The election board has had no opportunity to pass upon the sufficiency of the petition. Whether or not the allegations of the petition are sufficient to challenge the attention of the board exercising its judicial power is a question for the board to determine, subject only to appeal as provided by law. Such is the rule where there exists jurisdiction of the parties and the subject-matter.

In the case of Looney v. County Election Board of Hughes County, 145 Okla. 23, 291 P. 565, this court granted a writ against the election board on the ground that the contest petition filed with the board was insufficient. The contest in that case was filed pursuant to section 6, chapter 241, S. L. 1929, which allowed no appeal from the action of the board. There existed no adequate remedy by way of appeal. Under such circumstances prohibition will lie to correct, or prohibit, an erroneous decision upon a question of jurisdiction. (22 R. C. L. 12.) Therefore, the case cited could not be controlling in the present case.

Where there exists the right of appeal, and the lower tribunal has jurisdiction of the general class of cases to which the particular case belongs, error of the court in its decision upon a jurisdictional question is not ground for issuing a writ of prohibition (22 R. C. L. 24); in the absence of a showing that an erroneous decision as to jurisdiction may result in great and irreparable injury to the petitioner. Therefore, the election board will not be prohibited from determining the question of whether or not the contest petition states facts sufficient to entitle the petitioner to the relief sought.

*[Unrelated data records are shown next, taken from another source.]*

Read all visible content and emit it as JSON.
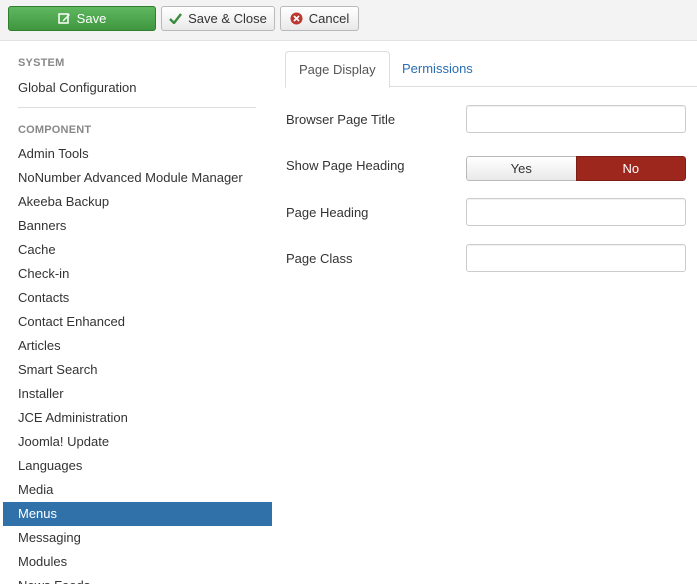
{
  "toolbar": {
    "save_label": "Save",
    "save_close_label": "Save & Close",
    "cancel_label": "Cancel"
  },
  "sidebar": {
    "system_heading": "SYSTEM",
    "global_config": "Global Configuration",
    "component_heading": "COMPONENT",
    "items": [
      "Admin Tools",
      "NoNumber Advanced Module Manager",
      "Akeeba Backup",
      "Banners",
      "Cache",
      "Check-in",
      "Contacts",
      "Contact Enhanced",
      "Articles",
      "Smart Search",
      "Installer",
      "JCE Administration",
      "Joomla! Update",
      "Languages",
      "Media",
      "Menus",
      "Messaging",
      "Modules",
      "News Feeds"
    ],
    "active_item": "Menus"
  },
  "tabs": {
    "page_display": "Page Display",
    "permissions": "Permissions"
  },
  "form": {
    "browser_page_title_label": "Browser Page Title",
    "browser_page_title_value": "",
    "show_page_heading_label": "Show Page Heading",
    "show_page_heading_yes": "Yes",
    "show_page_heading_no": "No",
    "show_page_heading_selected": "No",
    "page_heading_label": "Page Heading",
    "page_heading_value": "",
    "page_class_label": "Page Class",
    "page_class_value": ""
  },
  "colors": {
    "save_green": "#46a546",
    "active_blue": "#3071a9",
    "toggle_no_red": "#9d261d",
    "tab_link_blue": "#2a6fb0"
  }
}
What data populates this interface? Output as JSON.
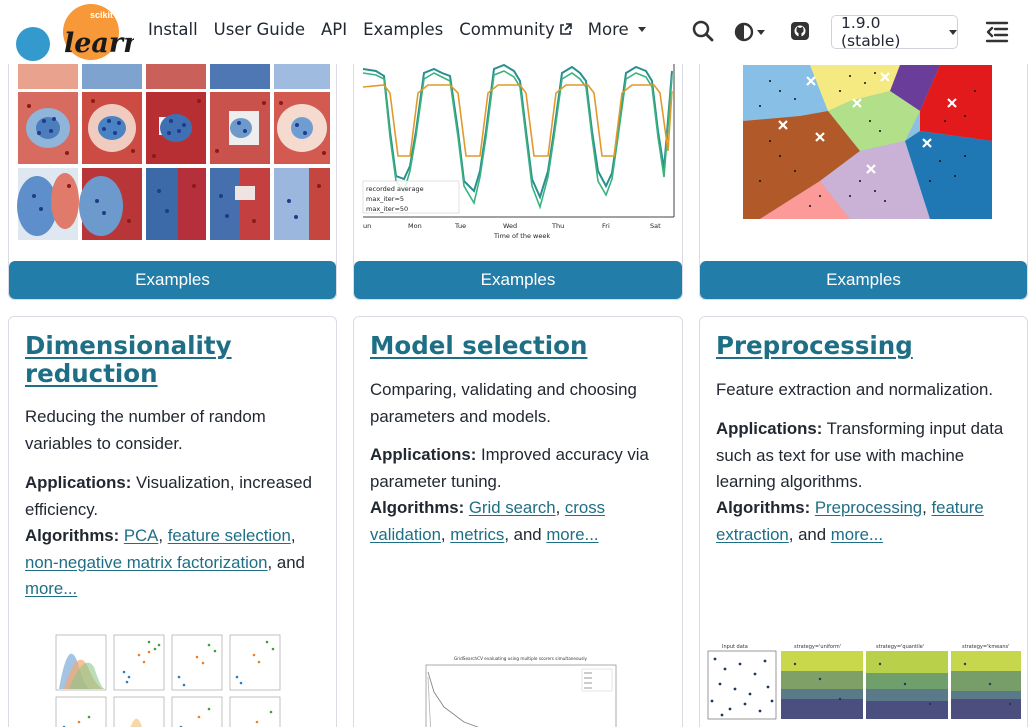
{
  "nav": {
    "logo_small": "scikit",
    "logo_big": "learn",
    "links": [
      "Install",
      "User Guide",
      "API",
      "Examples",
      "Community",
      "More"
    ],
    "version": "1.9.0 (stable)"
  },
  "top_cards": [
    {
      "button": "Examples",
      "legend": [
        "recorded average",
        "max_iter=5",
        "max_iter=50"
      ],
      "x_ticks": [
        "un",
        "Mon",
        "Tue",
        "Wed",
        "Thu",
        "Fri",
        "Sat"
      ],
      "x_label": "Time of the week"
    },
    {
      "button": "Examples"
    },
    {
      "button": "Examples"
    }
  ],
  "cards": [
    {
      "title": "Dimensionality reduction",
      "description": "Reducing the number of random variables to consider.",
      "apps_label": "Applications:",
      "apps_text": "Visualization, increased efficiency.",
      "algs_label": "Algorithms:",
      "links": [
        "PCA",
        "feature selection",
        "non-negative matrix factorization"
      ],
      "sep": ", ",
      "and": ", and",
      "more": "more..."
    },
    {
      "title": "Model selection",
      "description": "Comparing, validating and choosing parameters and models.",
      "apps_label": "Applications:",
      "apps_text": "Improved accuracy via parameter tuning.",
      "algs_label": "Algorithms:",
      "links": [
        "Grid search",
        "cross validation",
        "metrics"
      ],
      "sep": ", ",
      "and": ", and",
      "more": "more...",
      "thumb_title": "GridSearchCV evaluating using multiple scorers simultaneously"
    },
    {
      "title": "Preprocessing",
      "description": "Feature extraction and normalization.",
      "apps_label": "Applications:",
      "apps_text": "Transforming input data such as text for use with machine learning algorithms.",
      "algs_label": "Algorithms:",
      "links": [
        "Preprocessing",
        "feature extraction"
      ],
      "sep": ", ",
      "and": ", and",
      "more": "more...",
      "thumb_titles": [
        "Input data",
        "strategy='uniform'",
        "strategy='quantile'",
        "strategy='kmeans'"
      ]
    }
  ],
  "colors": {
    "accent": "#227da8",
    "link": "#1e6f85",
    "text": "#222832"
  }
}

No present danger of irreparable damage exists in this case.

It is contended by the petitioner that the election board failed to convene within the time limited by the statute, or at a regularly adjourned meeting, for the purpose of hearing the contest, and the board thereby lost jurisdiction to hear the matter. The *164 record is silent as to when the board convened. In such case we presume the board acted in all respects as authorized by law.

The judgment of the trial court denying the writ is affirmed.

The alternative writ of prohibition heretofore granted by this court on the 4th day of December, 1934, directed to respondent herein, is hereby dissolved, and it is so ordered.

McNEILL, C. J., OSBORN, V. C. J., and BAYLESS and CORN, JJ., concur.